14 verschiedene Farbschichten gab es – nun auch eine mit Eisenglimmer
Das Denkmal hatte übrigens 14 verschiedene Farbschichten. Am Ende entschied man sich, den Originalfarbton des Wiederaufbaus von 1949 anzustreben: ein grauer, bräunlich wirkender Grundton mit oxid-rötlicher Einfärbung. Auf die Grundierung mit Zinkstaub wurden vier verschiedene Farbschichten aufgetragen. Bei der Deckschicht hat man der Farbe Eisenglimmer zugegeben; der soll besser vor Rost schützen und den Gasometer im Sonnenauf- und -untergang funkeln lassen.
Und von innen gibt es zunächst eine Fortsetzung der höchst erfolgreichen „Wunder der Natur“-Ausstellung der Jahre 2016/17: Wandtafelgroße Abzüge von exzellenten Farbfotografien erzählen von den Urgewalten des Ozeans, von kleinen Mäusen unter der Kanaren-Glockenblume, von der unglaublichen Tarnung der Zwergpuffotter im Wüstensand und dem alljährlichen „Sardinenrennen“ vor Südafrika, bei dem Delfine unter Wasser auf Kap-Tölpel treffen, die 40 Meter Sturzflug hinter sich haben. Filme, Installationen und VR-Brillen für beinahe hautnahe Begegnungen mit Schwarzkaimanen und anderen Überraschungen des brasilianischen Regenwaldes bezeugen die Schönheit der Natur.
Esels-Pinguine, Schnee-Makaken und ein kindliches Vulkan-Opfer
Mit dem Seeleoparden kurz vorm Verspeisen eines Esels-Pinguins wird auch Fressen und Gefressenwerden zum Thema, ein japanischer Schnee-Makake mit Smartphone in der Affenhand zeugt von Rissen im Paradies, genau wie die sonnenbadenden Touristen vor Tsunamitrümmerbergen am Silvestertag 2004. Schon ganz am Anfang schockt der Gipsabguss vom Leichnam eines drei- bis vierjährigen Kindes, das beim Vulkanausbruch des Vesuvs 79 n. Chr. unter den Lavamassen begraben wurde.

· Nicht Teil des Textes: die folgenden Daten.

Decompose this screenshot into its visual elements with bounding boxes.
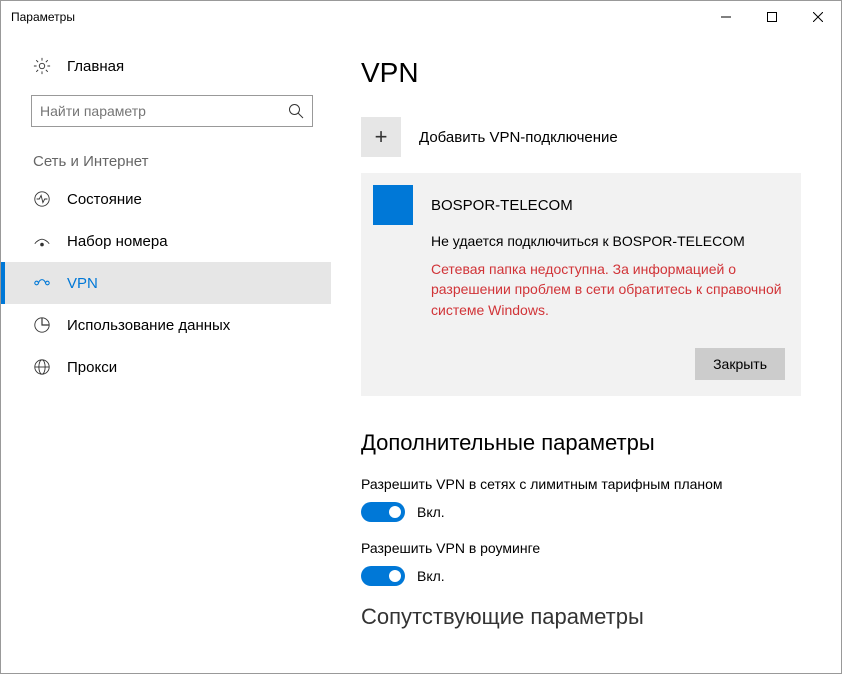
toggle-state: Вкл. (417, 568, 445, 584)
window-title: Параметры (11, 10, 703, 24)
search-box[interactable] (31, 95, 313, 127)
connection-status: Не удается подключиться к BOSPOR-TELECOM (431, 233, 785, 249)
connection-icon (373, 185, 413, 225)
sidebar-item-data-usage[interactable]: Использование данных (1, 304, 331, 346)
sidebar: Главная Сеть и Интернет Состояние На (1, 33, 331, 673)
setting-label: Разрешить VPN в роуминге (361, 540, 801, 556)
plus-icon: + (361, 117, 401, 157)
toggle-roaming[interactable] (361, 566, 405, 586)
setting-roaming: Разрешить VPN в роуминге Вкл. (361, 540, 801, 586)
page-heading: VPN (361, 57, 801, 89)
home-link[interactable]: Главная (1, 49, 331, 87)
gear-icon (33, 57, 51, 75)
content: Главная Сеть и Интернет Состояние На (1, 33, 841, 673)
sidebar-item-dialup[interactable]: Набор номера (1, 220, 331, 262)
proxy-icon (33, 358, 51, 376)
sidebar-item-label: Использование данных (67, 317, 230, 334)
titlebar: Параметры (1, 1, 841, 33)
toggle-row: Вкл. (361, 502, 801, 522)
status-icon (33, 190, 51, 208)
sidebar-item-label: Прокси (67, 359, 117, 376)
sidebar-item-proxy[interactable]: Прокси (1, 346, 331, 388)
sidebar-item-label: Набор номера (67, 233, 168, 250)
connection-error: Сетевая папка недоступна. За информацией… (431, 259, 785, 320)
vpn-icon (33, 274, 51, 292)
toggle-state: Вкл. (417, 504, 445, 520)
toggle-metered[interactable] (361, 502, 405, 522)
sidebar-item-status[interactable]: Состояние (1, 178, 331, 220)
close-button[interactable] (795, 1, 841, 33)
sidebar-item-label: VPN (67, 275, 98, 292)
button-row: Закрыть (373, 348, 785, 380)
card-body: Не удается подключиться к BOSPOR-TELECOM… (431, 233, 785, 320)
sidebar-item-vpn[interactable]: VPN (1, 262, 331, 304)
add-vpn-label: Добавить VPN-подключение (419, 129, 618, 146)
maximize-button[interactable] (749, 1, 795, 33)
card-header: BOSPOR-TELECOM (373, 185, 785, 225)
data-usage-icon (33, 316, 51, 334)
minimize-button[interactable] (703, 1, 749, 33)
related-heading: Сопутствующие параметры (361, 604, 801, 630)
category-label: Сеть и Интернет (1, 143, 331, 178)
search-input[interactable] (40, 103, 288, 119)
sidebar-item-label: Состояние (67, 191, 142, 208)
main-panel: VPN + Добавить VPN-подключение BOSPOR-TE… (331, 33, 841, 673)
connection-name: BOSPOR-TELECOM (431, 197, 573, 214)
vpn-connection-card[interactable]: BOSPOR-TELECOM Не удается подключиться к… (361, 173, 801, 396)
dialup-icon (33, 232, 51, 250)
settings-window: Параметры Главная (0, 0, 842, 674)
setting-metered: Разрешить VPN в сетях с лимитным тарифны… (361, 476, 801, 522)
add-vpn-row[interactable]: + Добавить VPN-подключение (361, 117, 801, 157)
advanced-heading: Дополнительные параметры (361, 430, 801, 456)
home-label: Главная (67, 58, 124, 75)
search-icon (288, 103, 304, 119)
toggle-row: Вкл. (361, 566, 801, 586)
close-connection-button[interactable]: Закрыть (695, 348, 785, 380)
setting-label: Разрешить VPN в сетях с лимитным тарифны… (361, 476, 801, 492)
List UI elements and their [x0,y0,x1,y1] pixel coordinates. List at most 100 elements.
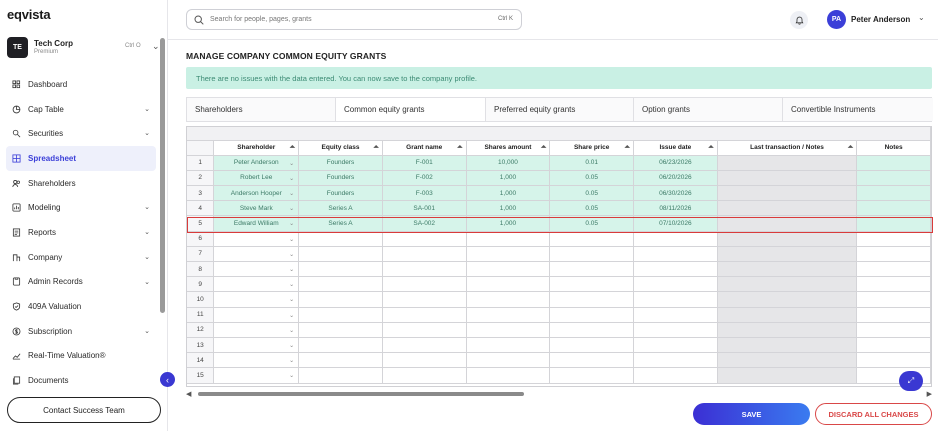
grid-cell[interactable]: 08/11/2026 [633,200,718,217]
grid-cell[interactable] [298,276,383,293]
pin-icon[interactable]: ⏶ [290,144,296,152]
table-row[interactable]: 4 Steve Mark ⌄ Series A SA-001 1,000 0.05 08/11… [187,200,931,217]
grid-cell[interactable]: 1,000 [466,170,551,187]
search-input[interactable]: Search for people, pages, grants Ctrl K [186,9,522,30]
grid-cell[interactable]: 0.05 [549,170,635,187]
grid-cell[interactable] [382,367,467,384]
table-row[interactable]: 12 ⌄ [187,322,931,338]
tab-preferred-equity-grants[interactable]: Preferred equity grants [486,98,634,121]
grid-cell[interactable] [717,185,858,202]
sidebar-item-spreadsheet[interactable]: Spreadsheet [6,146,156,171]
grid-cell[interactable] [382,337,467,354]
grid-cell[interactable] [382,246,467,263]
grid-cell[interactable]: F-002 [382,170,467,187]
tab-convertible-instruments[interactable]: Convertible Instruments [783,98,933,121]
grid-cell[interactable] [298,367,383,384]
horizontal-scrollbar[interactable]: ◀ ▶ [186,390,932,398]
pin-icon[interactable]: ⏶ [848,144,854,152]
grid-cell[interactable]: Peter Anderson ⌄ [213,155,300,171]
tab-option-grants[interactable]: Option grants [634,98,783,121]
table-row[interactable]: 3 Anderson Hooper ⌄ Founders F-003 1,000 0.05 0… [187,185,931,202]
grid-cell[interactable] [466,291,551,308]
grid-cell[interactable]: ⌄ [213,261,300,278]
grid-cell[interactable]: Series A [298,200,383,217]
grid-cell[interactable] [633,291,718,308]
grid-cell[interactable]: ⌄ [213,231,300,247]
grid-cell[interactable] [298,231,383,247]
grid-cell[interactable]: 0.01 [549,155,635,171]
grid-cell[interactable]: 06/23/2026 [633,155,718,171]
table-row[interactable]: 9 ⌄ [187,276,931,293]
chevron-down-icon[interactable]: ⌄ [289,327,294,334]
sidebar-item-admin-records[interactable]: Admin Records ⌄ [6,270,156,295]
grid-cell[interactable]: Steve Mark ⌄ [213,200,300,217]
grid-cell[interactable] [856,185,931,202]
grid-cell[interactable] [549,276,635,293]
grid-cell[interactable] [549,322,635,338]
sidebar-item-cap-table[interactable]: Cap Table ⌄ [6,97,156,122]
sidebar-item-shareholders[interactable]: Shareholders [6,171,156,196]
grid-cell[interactable] [549,307,635,323]
grid-cell[interactable] [549,261,635,278]
sidebar-item-modeling[interactable]: Modeling ⌄ [6,195,156,220]
grid-cell[interactable] [856,352,931,369]
expand-button[interactable]: ⤢ [899,371,923,391]
grid-cell[interactable] [717,367,858,384]
grid-cell[interactable] [466,307,551,323]
grid-cell[interactable]: ⌄ [213,276,300,293]
grid-cell[interactable] [298,307,383,323]
grid-cell[interactable] [466,261,551,278]
grid-cell[interactable] [549,337,635,354]
tab-common-equity-grants[interactable]: Common equity grants [336,98,486,121]
scroll-right-icon[interactable]: ▶ [927,390,932,398]
grid-cell[interactable] [466,337,551,354]
grid-cell[interactable] [633,367,718,384]
grid-cell[interactable]: ⌄ [213,307,300,323]
grid-cell[interactable]: Founders [298,170,383,187]
grid-cell[interactable] [717,307,858,323]
table-row[interactable]: 5 Edward William ⌄ Series A SA-002 1,000 0.05 0… [187,215,931,232]
grid-cell[interactable] [382,261,467,278]
grid-cell[interactable] [466,322,551,338]
grid-cell[interactable] [717,337,858,354]
grid-cell[interactable] [856,337,931,354]
grid-cell[interactable] [549,367,635,384]
table-row[interactable]: 15 ⌄ [187,367,931,384]
sidebar-item-subscription[interactable]: Subscription ⌄ [6,319,156,344]
grid-cell[interactable] [549,291,635,308]
grid-cell[interactable]: Robert Lee ⌄ [213,170,300,187]
pin-icon[interactable]: ⏶ [373,144,379,152]
sidebar-item-409a-valuation[interactable]: 409A Valuation [6,294,156,319]
grid-cell[interactable] [633,261,718,278]
grid-cell[interactable] [856,155,931,171]
grid-cell[interactable] [717,276,858,293]
grid-cell[interactable] [717,170,858,187]
pin-icon[interactable]: ⏶ [541,144,547,152]
chevron-down-icon[interactable]: ⌄ [289,372,294,379]
save-button[interactable]: SAVE [693,403,810,425]
grid-cell[interactable] [382,307,467,323]
grid-cell[interactable]: ⌄ [213,337,300,354]
grid-cell[interactable] [856,307,931,323]
grid-cell[interactable] [633,246,718,263]
scroll-left-icon[interactable]: ◀ [186,390,191,398]
grid-cell[interactable] [298,291,383,308]
grid-cell[interactable] [382,322,467,338]
table-row[interactable]: 7 ⌄ [187,246,931,263]
grid-cell[interactable]: 10,000 [466,155,551,171]
grid-cell[interactable]: SA-001 [382,200,467,217]
grid-cell[interactable] [856,170,931,187]
user-name[interactable]: Peter Anderson [851,15,910,24]
grid-cell[interactable] [717,200,858,217]
column-header[interactable]: Grant name ⏶ [382,140,467,156]
app-logo[interactable]: eqvista [7,7,51,22]
grid-cell[interactable] [549,231,635,247]
grid-cell[interactable] [717,291,858,308]
chevron-down-icon[interactable]: ⌄ [918,13,925,22]
grid-cell[interactable]: 06/20/2026 [633,170,718,187]
grid-cell[interactable] [717,155,858,171]
grid-cell[interactable] [382,231,467,247]
grid-cell[interactable] [466,352,551,369]
grid-cell[interactable] [856,200,931,217]
sidebar-item-documents[interactable]: Documents [6,368,156,393]
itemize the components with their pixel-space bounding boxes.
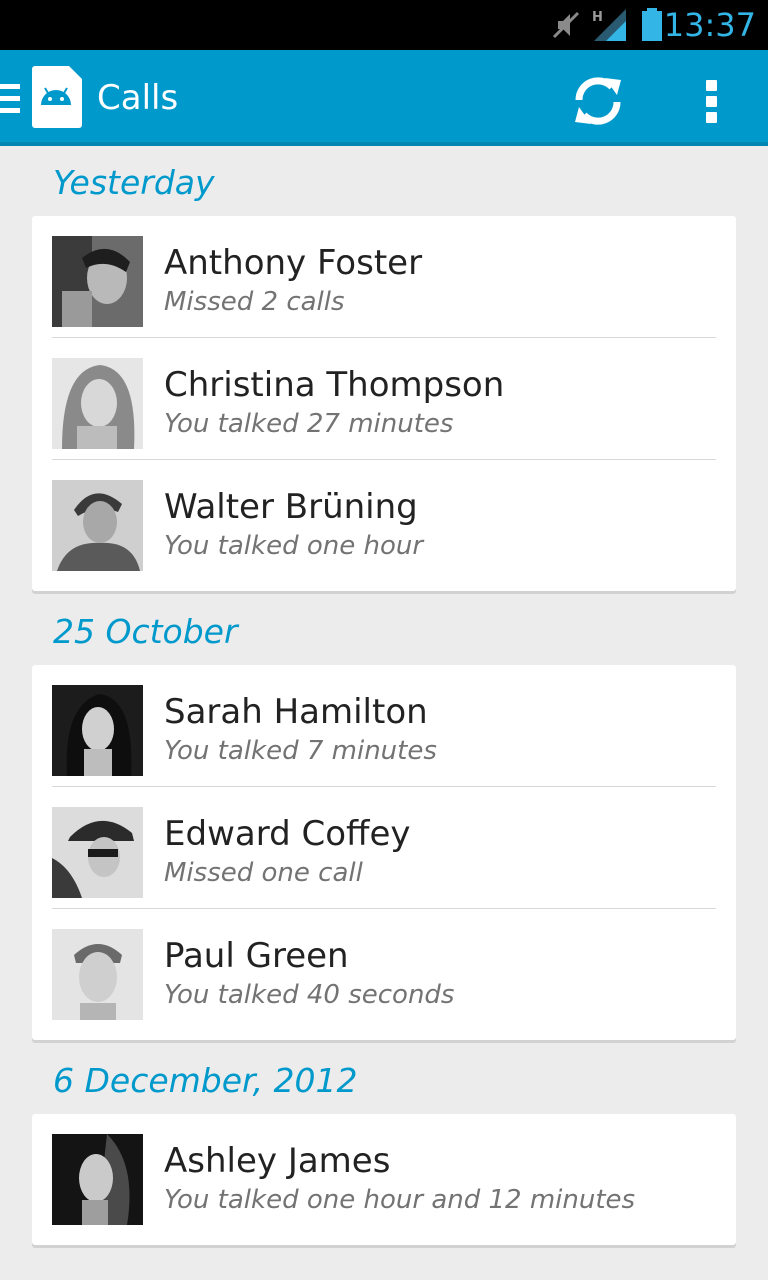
- contact-name: Sarah Hamilton: [164, 692, 428, 732]
- call-detail: You talked 40 seconds: [164, 980, 455, 1010]
- contact-name: Paul Green: [164, 936, 349, 976]
- contact-name: Walter Brüning: [164, 487, 418, 527]
- contact-avatar: [52, 358, 143, 449]
- call-detail: You talked one hour: [164, 531, 424, 561]
- section-header: 6 December, 2012: [53, 1061, 358, 1100]
- call-list-item[interactable]: Walter Brüning You talked one hour: [32, 460, 736, 582]
- contact-name: Edward Coffey: [164, 814, 411, 854]
- call-detail: You talked 27 minutes: [164, 409, 454, 439]
- refresh-icon[interactable]: [571, 74, 625, 128]
- call-list-item[interactable]: Anthony Foster Missed 2 calls: [32, 216, 736, 338]
- contact-name: Anthony Foster: [164, 243, 423, 283]
- contact-name: Christina Thompson: [164, 365, 505, 405]
- contact-name: Ashley James: [164, 1141, 391, 1181]
- call-group-card: Ashley James You talked one hour and 12 …: [32, 1114, 736, 1245]
- call-list-item[interactable]: Paul Green You talked 40 seconds: [32, 909, 736, 1031]
- android-app-icon[interactable]: [32, 66, 82, 128]
- contact-avatar: [52, 236, 143, 327]
- call-list-item[interactable]: Ashley James You talked one hour and 12 …: [32, 1114, 736, 1236]
- contact-avatar: [52, 807, 143, 898]
- call-list-item[interactable]: Edward Coffey Missed one call: [32, 787, 736, 909]
- status-bar: H 13:37: [0, 0, 768, 50]
- call-detail: You talked 7 minutes: [164, 736, 437, 766]
- call-detail: You talked one hour and 12 minutes: [164, 1185, 636, 1215]
- status-time: 13:37: [663, 6, 756, 44]
- mute-icon: [552, 11, 580, 39]
- call-group-card: Anthony Foster Missed 2 calls Christina …: [32, 216, 736, 591]
- signal-icon: H: [592, 9, 626, 41]
- call-group-card: Sarah Hamilton You talked 7 minutes Edwa…: [32, 665, 736, 1040]
- call-detail: Missed 2 calls: [164, 287, 345, 317]
- section-header: Yesterday: [53, 163, 215, 202]
- overflow-menu-icon[interactable]: [690, 74, 734, 128]
- action-bar: Calls: [0, 50, 768, 146]
- call-list-item[interactable]: Sarah Hamilton You talked 7 minutes: [32, 665, 736, 787]
- drawer-icon[interactable]: [0, 84, 20, 120]
- call-list-item[interactable]: Christina Thompson You talked 27 minutes: [32, 338, 736, 460]
- battery-icon: [642, 8, 662, 41]
- contact-avatar: [52, 929, 143, 1020]
- contact-avatar: [52, 480, 143, 571]
- network-type-label: H: [592, 10, 603, 25]
- contact-avatar: [52, 685, 143, 776]
- section-header: 25 October: [53, 612, 238, 651]
- call-detail: Missed one call: [164, 858, 363, 888]
- contact-avatar: [52, 1134, 143, 1225]
- page-title: Calls: [97, 78, 179, 118]
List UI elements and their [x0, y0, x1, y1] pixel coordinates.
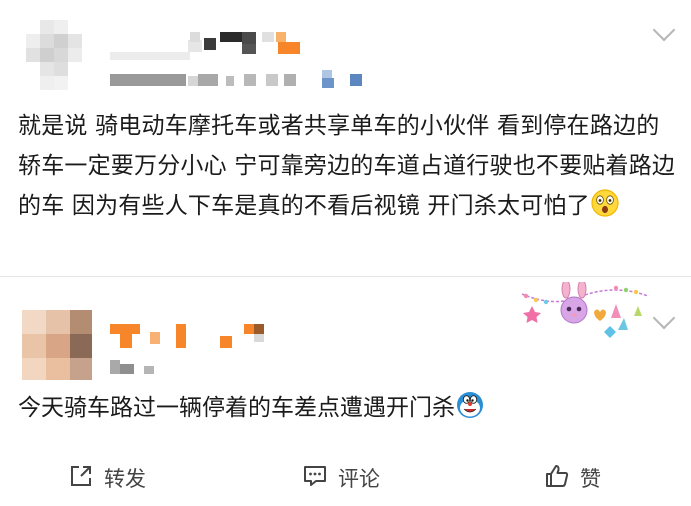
repost-label: 转发: [104, 467, 146, 491]
post-text: 就是说 骑电动车摩托车或者共享单车的小伙伴 看到停在路边的轿车一定要万分小心 宁…: [18, 106, 678, 226]
comment-text-content: 今天骑车路过一辆停着的车差点遭遇开门杀: [18, 395, 455, 421]
action-bar: 转发 评论 赞: [0, 450, 691, 506]
comment-text: 今天骑车路过一辆停着的车差点遭遇开门杀: [18, 390, 638, 425]
thumbs-up-icon: [544, 463, 570, 493]
divider: [0, 276, 691, 277]
post-more-chevron-icon[interactable]: [652, 18, 676, 42]
like-label: 赞: [580, 467, 601, 491]
post-text-content: 就是说 骑电动车摩托车或者共享单车的小伙伴 看到停在路边的轿车一定要万分小心 宁…: [18, 113, 676, 219]
comment-meta: [110, 356, 170, 376]
avatar[interactable]: [18, 20, 96, 98]
comment-button[interactable]: 评论: [302, 450, 380, 506]
commenter-name[interactable]: [110, 322, 290, 352]
commenter-avatar[interactable]: [18, 310, 96, 382]
comment-label: 评论: [338, 467, 380, 491]
like-button[interactable]: 赞: [544, 450, 601, 506]
repost-button[interactable]: 转发: [68, 450, 146, 506]
username[interactable]: [110, 30, 310, 60]
stellalou-bunting-decoration: [520, 279, 650, 342]
repost-icon: [68, 463, 94, 493]
comment-icon: [302, 463, 328, 493]
astonished-emoji-icon: [590, 189, 620, 219]
doraemon-emoji-icon: [455, 392, 485, 421]
comment-more-chevron-icon[interactable]: [652, 306, 676, 330]
post-meta: [110, 70, 370, 90]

Im Obergeschoss der Ausstellung dann gibt es eine umfassende Bebilderung vom Raubbau des Menschen an der Natur, von der CO2-Belastung bis zum ökologischen Fußabdruck und einem blutig enthornten Nashorn. Immerhin gibt es mit dschungelbegrünten Hochhäusern auch Hoffnungsschimmer, und überhaupt wartet da die große Erdkugel-Nachbildung im Obergeschoss. Mit ihr hat der Gasometer, Christos smartiebunte Fässerwand oder seine Luftnummer mit dem XXL-Ballon in allen Ehren, schon 2016 seine sinnträchtigste Füllung erfahren. Wie in der „Wunder der Natur“-Schau wird die 20-Meter-Kugel von Projektoren in einen Giga-Globus verwandelt, der nun etwa die Schiffsrouten des Planeten zeigt (und warum die Luft in Europa und den USA besser, in Asien aber schlechter geworden ist) oder Windströmungen rund um die Welt. Auf Monitoren am Umgang kann man sich erläutern lassen, was man sieht. 20 kleinere beleuchtete Globen ein Stockwerk tiefer zeigen verschiedene Daten von Erdbeobachtungssatelliten – ein beeindruckender Nachhilfeunterricht in Naturkunde und menschengemachtem Unheil. Wer hier rauskommt, weiß, dass wir keine Wahl mehr haben. Wir müssen retten, was zu retten ist.